Isbell’s intelligent, confessional lyrics are notable for their dry wit but he is more likely to induce tears than laughter – as in Elephant on Southeastern in which the unspeakable enemy that is cancer is the elephant in the room. A lament to a dying friend ends with the crushing lines: ‘There’s one thing that's real clear to me/ No one dies with dignity/ We just try to ignore the elephant somehow.’

In the equally magnificent If We Were Vampires from 2017’s The Nashville Sound, a couple (he and Shires, we assume) grapple with the fragility of life, the painful awareness that one of them will die first: ‘Maybe we'll get forty years together/ But one day I’ll be gone/ Or one day you'll be gone.’ The track is a former Song Of The Week on this website.

The Muscle Shoals native said in that Rolling Stone interview: ‘If you make somebody make some type of noise unintentionally, you’re doing a pretty good job as a songwriter. But there’s something about the sad songs where it’s not just sad, there’s a resilience, and I think that’s what really affects people. When you’re painting a picture of people who insist on pushing through and surviving, that’s where people really get moved, because that is at the heart of the human experience.’

Isbell has a tattoo on his left forearm quoting lines from Dylan’s Boots of Spanish Leather: ‘Just carry yourself back to me unspoiled/ From across that lonesome ocean.’ He explained: ‘It’s kind of a salvage song. It’s about loss, but it’s also about taking something away from that.’


He told The Independent after Southeastern’s release: ‘I hope there is hope in my material – it’s not tragic or bitter, I don’t think it comes off like a disaster this record – but it’s very dark. It’s a cathartic kind of thing for me: I write best when I’m doing it for therapy, to explain the way I feel about things to myself.’

His treasury of soulful, rootsy Americana is deep and enriching: Different Days and Songs That She Sang In The Shower from Southeastern; 24 Frames and the Springsteen-esque Speed Trap Town from 2015’s Something More Than Free; the moving Last Of My Kind, Hope The High Road and the politically charged White Man’s World from The Nashville Sound.

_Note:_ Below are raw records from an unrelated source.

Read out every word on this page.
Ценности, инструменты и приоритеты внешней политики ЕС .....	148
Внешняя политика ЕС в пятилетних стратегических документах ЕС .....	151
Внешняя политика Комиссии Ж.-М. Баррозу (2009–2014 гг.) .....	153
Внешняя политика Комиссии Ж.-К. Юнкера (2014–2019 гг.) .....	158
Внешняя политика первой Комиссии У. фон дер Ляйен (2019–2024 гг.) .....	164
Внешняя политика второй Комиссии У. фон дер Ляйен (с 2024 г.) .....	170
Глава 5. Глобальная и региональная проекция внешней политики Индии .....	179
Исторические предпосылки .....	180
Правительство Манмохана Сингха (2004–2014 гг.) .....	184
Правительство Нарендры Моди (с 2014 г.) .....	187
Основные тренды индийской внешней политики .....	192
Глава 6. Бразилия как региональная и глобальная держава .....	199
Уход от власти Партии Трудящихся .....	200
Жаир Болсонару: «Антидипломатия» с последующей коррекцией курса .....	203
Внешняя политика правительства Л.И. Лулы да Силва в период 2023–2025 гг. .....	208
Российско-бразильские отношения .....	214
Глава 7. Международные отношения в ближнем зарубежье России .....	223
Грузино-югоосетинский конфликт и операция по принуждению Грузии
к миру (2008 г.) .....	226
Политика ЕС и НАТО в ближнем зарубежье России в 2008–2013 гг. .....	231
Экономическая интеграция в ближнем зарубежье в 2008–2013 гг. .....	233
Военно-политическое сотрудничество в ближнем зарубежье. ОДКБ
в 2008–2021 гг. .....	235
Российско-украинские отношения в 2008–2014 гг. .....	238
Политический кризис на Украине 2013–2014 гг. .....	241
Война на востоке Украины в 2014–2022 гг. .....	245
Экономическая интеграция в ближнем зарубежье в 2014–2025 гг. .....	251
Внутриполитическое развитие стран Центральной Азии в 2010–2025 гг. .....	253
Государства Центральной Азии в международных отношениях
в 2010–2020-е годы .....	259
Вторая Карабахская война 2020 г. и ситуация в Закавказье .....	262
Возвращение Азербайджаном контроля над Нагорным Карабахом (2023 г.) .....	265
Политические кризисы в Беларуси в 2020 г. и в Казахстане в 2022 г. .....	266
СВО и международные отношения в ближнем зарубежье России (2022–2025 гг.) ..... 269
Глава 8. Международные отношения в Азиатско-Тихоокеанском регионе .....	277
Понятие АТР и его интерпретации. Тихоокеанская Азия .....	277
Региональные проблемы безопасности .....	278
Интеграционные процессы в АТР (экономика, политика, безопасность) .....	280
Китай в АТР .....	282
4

Isbell wrote Maybe It’s Time for Bradley Cooper’s character Jackson Maine in the movie A Star Is Born, which also starred Lady Gaga. Cooper could have been playing Isbell’s former self in those hedonistic days with southern rock band Drive-By Truckers, whom he left in 2007. ‘It takes a lot to change a man/ Hell, it takes a lot to try/ Maybe it’s time to let the old ways die.’ From hell-raiser to writer of heavenly songs.

The challenge of staying sober – he has been hitched to that wagon for eight years now – is a constant theme and is confronted again on his forthcoming album Reunions with the poignant It Gets Easier. We’ve already heard advanced tracks Be Afraid (a rallying cry to artists to use their powerful voices to provoke change), What’ve I Done To Help and Only Children; another masterpiece awaits.

Isbell acknowledges that the obligation of the songwriter is to offer hope. It is a lifeline he has clung on to himself during the long private battle he has gone public with. His honesty is unsettling, often brutal, but after all the demons he has found a guardian angel. With someone to ride with him, Isbell does not have to travel alone.